已发表: 11/23/2023
已发表: 11/23/2023
Directional drilling capabilities continue pushing for a more challenging 3D wellbore path with higher dogleg severity. The ability of the planned BHA to drill the wellbore as per the planned trajectory determines the well's success. Drilling program critical decisions require an accurate prediction of BHA tendency. Inaccurate modeling results lead to failures in execution, such as the inability to deliver the planned trajectory, the failure to reach the target reservoir or the compromise of the well production result.
Physical modeling has been extensively used in well planning to simulate the drilling process, optimize the design, and identify potential risks. The drilling process, including BHA steering tendency, is complex, with multiple parameters involved. Physical modeling cannot accurately model all parameters and minimize various uncertainties. This limitation leads to a reduction in modeling result accuracy.
In recent years, artificial intelligence or machine learning has been the most popular technology to unlock the full potential of data across industries.

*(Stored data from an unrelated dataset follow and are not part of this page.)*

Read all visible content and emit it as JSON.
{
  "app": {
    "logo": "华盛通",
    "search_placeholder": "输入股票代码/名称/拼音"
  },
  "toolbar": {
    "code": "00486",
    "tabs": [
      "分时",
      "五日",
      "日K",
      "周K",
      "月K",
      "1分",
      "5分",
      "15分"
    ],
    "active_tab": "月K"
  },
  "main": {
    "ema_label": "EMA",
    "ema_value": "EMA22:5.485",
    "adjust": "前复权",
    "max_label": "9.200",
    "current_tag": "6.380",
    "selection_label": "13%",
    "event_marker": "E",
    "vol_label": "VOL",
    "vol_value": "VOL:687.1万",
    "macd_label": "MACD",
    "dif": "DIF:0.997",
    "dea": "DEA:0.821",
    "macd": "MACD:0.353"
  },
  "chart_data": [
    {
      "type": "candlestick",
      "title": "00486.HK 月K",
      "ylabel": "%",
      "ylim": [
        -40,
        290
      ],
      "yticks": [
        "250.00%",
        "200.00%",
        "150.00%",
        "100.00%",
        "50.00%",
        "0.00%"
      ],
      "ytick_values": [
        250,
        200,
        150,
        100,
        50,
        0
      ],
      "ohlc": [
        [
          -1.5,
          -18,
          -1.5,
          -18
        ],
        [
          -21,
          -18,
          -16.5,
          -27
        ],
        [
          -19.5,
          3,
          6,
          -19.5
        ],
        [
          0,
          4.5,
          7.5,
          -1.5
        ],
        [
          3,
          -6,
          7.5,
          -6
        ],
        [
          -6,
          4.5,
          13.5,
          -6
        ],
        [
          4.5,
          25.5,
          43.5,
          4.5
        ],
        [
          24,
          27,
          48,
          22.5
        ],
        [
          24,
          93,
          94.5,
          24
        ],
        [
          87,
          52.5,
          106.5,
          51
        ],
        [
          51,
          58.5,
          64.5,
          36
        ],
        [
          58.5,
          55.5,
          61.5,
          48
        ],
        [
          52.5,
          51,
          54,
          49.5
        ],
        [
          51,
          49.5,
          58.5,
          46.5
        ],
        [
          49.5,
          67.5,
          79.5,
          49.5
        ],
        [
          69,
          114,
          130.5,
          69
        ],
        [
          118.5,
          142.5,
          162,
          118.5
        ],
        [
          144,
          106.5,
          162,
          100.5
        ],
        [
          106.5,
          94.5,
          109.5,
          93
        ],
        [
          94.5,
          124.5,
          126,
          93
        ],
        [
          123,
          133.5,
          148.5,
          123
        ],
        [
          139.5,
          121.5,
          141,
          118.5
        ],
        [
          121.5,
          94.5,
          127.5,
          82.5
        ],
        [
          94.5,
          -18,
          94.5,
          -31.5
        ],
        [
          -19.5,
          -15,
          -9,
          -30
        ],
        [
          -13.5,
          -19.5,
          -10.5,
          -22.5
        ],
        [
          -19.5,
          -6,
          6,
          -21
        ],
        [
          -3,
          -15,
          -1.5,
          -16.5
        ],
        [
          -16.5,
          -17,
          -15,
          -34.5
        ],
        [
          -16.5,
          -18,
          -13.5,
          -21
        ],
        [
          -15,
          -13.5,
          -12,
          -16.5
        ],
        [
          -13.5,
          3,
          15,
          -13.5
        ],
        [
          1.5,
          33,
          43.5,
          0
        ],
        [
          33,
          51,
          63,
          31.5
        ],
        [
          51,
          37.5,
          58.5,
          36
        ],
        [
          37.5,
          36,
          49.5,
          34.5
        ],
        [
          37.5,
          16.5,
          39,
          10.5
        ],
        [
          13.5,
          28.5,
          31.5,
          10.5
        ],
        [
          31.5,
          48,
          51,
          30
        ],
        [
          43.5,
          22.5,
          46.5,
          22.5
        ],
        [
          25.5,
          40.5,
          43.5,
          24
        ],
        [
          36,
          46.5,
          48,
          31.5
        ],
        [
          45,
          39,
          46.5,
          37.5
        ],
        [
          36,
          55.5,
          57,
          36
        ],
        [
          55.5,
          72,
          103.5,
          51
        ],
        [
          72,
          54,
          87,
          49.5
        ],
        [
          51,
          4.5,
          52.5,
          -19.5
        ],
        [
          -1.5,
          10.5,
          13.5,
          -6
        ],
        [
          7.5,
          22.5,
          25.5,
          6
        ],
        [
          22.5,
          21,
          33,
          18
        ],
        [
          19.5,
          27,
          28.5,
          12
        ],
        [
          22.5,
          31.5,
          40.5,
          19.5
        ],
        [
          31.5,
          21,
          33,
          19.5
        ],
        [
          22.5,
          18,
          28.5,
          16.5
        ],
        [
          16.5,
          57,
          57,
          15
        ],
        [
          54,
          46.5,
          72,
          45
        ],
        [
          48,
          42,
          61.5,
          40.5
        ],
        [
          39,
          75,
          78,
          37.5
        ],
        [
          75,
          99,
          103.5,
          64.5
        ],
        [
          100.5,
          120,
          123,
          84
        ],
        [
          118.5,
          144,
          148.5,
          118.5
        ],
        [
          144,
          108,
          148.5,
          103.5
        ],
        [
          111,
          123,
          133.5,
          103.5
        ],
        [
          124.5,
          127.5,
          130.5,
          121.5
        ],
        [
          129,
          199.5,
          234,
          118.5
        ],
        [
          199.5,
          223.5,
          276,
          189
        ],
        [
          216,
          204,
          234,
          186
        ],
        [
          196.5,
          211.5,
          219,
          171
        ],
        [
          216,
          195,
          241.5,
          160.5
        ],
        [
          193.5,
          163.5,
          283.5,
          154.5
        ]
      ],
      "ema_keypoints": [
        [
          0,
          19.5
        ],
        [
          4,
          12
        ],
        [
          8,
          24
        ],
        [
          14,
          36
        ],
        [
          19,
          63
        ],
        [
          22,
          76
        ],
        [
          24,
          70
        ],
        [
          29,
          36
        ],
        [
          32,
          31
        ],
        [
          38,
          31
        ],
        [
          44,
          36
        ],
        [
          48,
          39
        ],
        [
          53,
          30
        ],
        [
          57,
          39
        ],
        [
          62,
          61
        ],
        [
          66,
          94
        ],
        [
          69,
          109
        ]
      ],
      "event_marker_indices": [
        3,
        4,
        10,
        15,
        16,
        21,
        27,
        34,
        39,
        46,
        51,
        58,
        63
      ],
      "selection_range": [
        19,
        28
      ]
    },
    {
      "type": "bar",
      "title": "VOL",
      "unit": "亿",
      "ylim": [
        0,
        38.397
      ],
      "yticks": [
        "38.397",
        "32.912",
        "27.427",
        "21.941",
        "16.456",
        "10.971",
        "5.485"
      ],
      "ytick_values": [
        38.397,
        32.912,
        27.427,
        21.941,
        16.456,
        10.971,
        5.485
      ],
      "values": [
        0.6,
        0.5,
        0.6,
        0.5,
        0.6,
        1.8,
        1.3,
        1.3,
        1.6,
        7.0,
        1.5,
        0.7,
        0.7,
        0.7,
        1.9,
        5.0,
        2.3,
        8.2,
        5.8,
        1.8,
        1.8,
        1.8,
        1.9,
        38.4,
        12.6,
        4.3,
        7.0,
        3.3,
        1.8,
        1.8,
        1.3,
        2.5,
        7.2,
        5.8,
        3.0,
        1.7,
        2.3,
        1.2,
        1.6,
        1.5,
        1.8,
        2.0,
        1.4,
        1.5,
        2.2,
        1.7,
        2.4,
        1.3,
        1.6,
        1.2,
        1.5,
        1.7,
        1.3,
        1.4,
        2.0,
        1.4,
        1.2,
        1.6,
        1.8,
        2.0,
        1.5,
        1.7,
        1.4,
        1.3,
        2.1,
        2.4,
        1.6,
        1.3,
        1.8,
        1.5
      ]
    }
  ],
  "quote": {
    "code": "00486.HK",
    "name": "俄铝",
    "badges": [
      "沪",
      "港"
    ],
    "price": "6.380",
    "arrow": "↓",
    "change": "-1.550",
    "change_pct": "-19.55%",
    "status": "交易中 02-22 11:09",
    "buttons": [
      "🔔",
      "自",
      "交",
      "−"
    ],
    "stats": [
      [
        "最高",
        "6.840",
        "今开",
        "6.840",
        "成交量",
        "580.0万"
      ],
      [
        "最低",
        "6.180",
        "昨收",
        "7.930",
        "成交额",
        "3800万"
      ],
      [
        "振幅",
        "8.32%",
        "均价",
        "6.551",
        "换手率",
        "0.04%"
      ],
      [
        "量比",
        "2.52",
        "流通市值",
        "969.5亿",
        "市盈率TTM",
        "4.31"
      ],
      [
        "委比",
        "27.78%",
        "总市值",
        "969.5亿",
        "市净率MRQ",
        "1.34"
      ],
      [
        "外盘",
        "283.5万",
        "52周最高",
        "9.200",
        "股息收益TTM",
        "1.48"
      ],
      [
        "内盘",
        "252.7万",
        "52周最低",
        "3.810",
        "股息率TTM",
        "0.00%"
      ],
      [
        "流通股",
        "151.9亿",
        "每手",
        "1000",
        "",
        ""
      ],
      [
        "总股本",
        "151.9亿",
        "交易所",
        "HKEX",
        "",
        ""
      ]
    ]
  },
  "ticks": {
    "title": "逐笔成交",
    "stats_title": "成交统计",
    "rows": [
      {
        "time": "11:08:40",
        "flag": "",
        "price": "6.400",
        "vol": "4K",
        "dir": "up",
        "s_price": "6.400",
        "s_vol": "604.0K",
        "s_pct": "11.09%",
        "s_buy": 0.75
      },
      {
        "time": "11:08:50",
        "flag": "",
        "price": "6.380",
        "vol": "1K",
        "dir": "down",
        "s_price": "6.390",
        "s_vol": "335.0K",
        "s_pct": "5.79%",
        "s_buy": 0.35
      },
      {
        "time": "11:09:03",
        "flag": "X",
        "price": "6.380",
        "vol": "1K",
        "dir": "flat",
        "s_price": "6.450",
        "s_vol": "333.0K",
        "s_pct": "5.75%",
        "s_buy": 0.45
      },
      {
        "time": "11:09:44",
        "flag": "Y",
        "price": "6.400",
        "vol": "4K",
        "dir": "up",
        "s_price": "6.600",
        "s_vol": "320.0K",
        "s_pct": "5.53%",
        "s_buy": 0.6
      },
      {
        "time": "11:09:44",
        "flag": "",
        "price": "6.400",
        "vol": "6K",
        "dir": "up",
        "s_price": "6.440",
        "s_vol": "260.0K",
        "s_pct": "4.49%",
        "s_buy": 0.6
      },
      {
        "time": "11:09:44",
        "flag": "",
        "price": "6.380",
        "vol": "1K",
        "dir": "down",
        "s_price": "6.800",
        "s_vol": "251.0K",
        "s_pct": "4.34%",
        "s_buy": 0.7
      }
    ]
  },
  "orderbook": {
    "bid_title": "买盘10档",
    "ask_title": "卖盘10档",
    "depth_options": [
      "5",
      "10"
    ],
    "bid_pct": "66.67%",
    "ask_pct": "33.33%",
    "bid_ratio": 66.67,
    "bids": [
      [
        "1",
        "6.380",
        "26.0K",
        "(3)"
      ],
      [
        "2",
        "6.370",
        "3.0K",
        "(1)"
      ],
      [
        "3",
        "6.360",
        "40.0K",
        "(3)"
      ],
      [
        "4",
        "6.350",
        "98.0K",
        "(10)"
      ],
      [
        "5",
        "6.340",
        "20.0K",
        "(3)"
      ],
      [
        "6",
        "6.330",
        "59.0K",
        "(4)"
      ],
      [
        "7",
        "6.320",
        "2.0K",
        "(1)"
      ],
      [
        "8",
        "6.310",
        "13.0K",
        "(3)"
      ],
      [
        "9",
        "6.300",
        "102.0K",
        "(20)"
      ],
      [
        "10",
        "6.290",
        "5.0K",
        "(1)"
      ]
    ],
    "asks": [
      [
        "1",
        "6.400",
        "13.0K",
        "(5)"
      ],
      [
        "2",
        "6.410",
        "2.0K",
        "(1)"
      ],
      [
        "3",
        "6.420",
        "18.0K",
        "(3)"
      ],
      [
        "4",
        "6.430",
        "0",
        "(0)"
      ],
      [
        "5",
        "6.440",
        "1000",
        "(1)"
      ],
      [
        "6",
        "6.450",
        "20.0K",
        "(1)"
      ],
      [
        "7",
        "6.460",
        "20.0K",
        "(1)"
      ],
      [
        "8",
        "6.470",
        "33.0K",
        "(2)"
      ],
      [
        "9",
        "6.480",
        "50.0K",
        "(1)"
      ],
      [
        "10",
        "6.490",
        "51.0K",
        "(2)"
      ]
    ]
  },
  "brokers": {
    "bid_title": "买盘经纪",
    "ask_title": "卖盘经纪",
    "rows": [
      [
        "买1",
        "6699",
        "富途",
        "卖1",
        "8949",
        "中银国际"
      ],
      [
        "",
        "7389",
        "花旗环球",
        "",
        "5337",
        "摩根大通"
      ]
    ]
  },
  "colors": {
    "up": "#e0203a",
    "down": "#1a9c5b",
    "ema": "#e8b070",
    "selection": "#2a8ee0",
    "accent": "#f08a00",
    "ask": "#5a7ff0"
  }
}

We need novel methodologies to integrate traditional physics-based modeling with state-of-the-art machine learning techniques to solve complex science and engineering problems such as drilling simulations.
The physics-based approach of BHA tendency modeling is based on static and dynamic finite element analysis. This approach is often a good solution if the physics model is accurately calibrated. Yet, it requires deep domain knowledge and accurate formation, bit, and steering tools data and may incur a high computational cost.
The machine learning (ML) model is based on learning algorithms that find relationships between various parameters and actual tendency results in a training dataset. The limitation of the ML model is that it requires big historical data to get accurate modeling. Merging the two principles of physics and machine learning combines the best of the two worlds, resulting in higher accuracy, better scalability, and computational cost efficiency.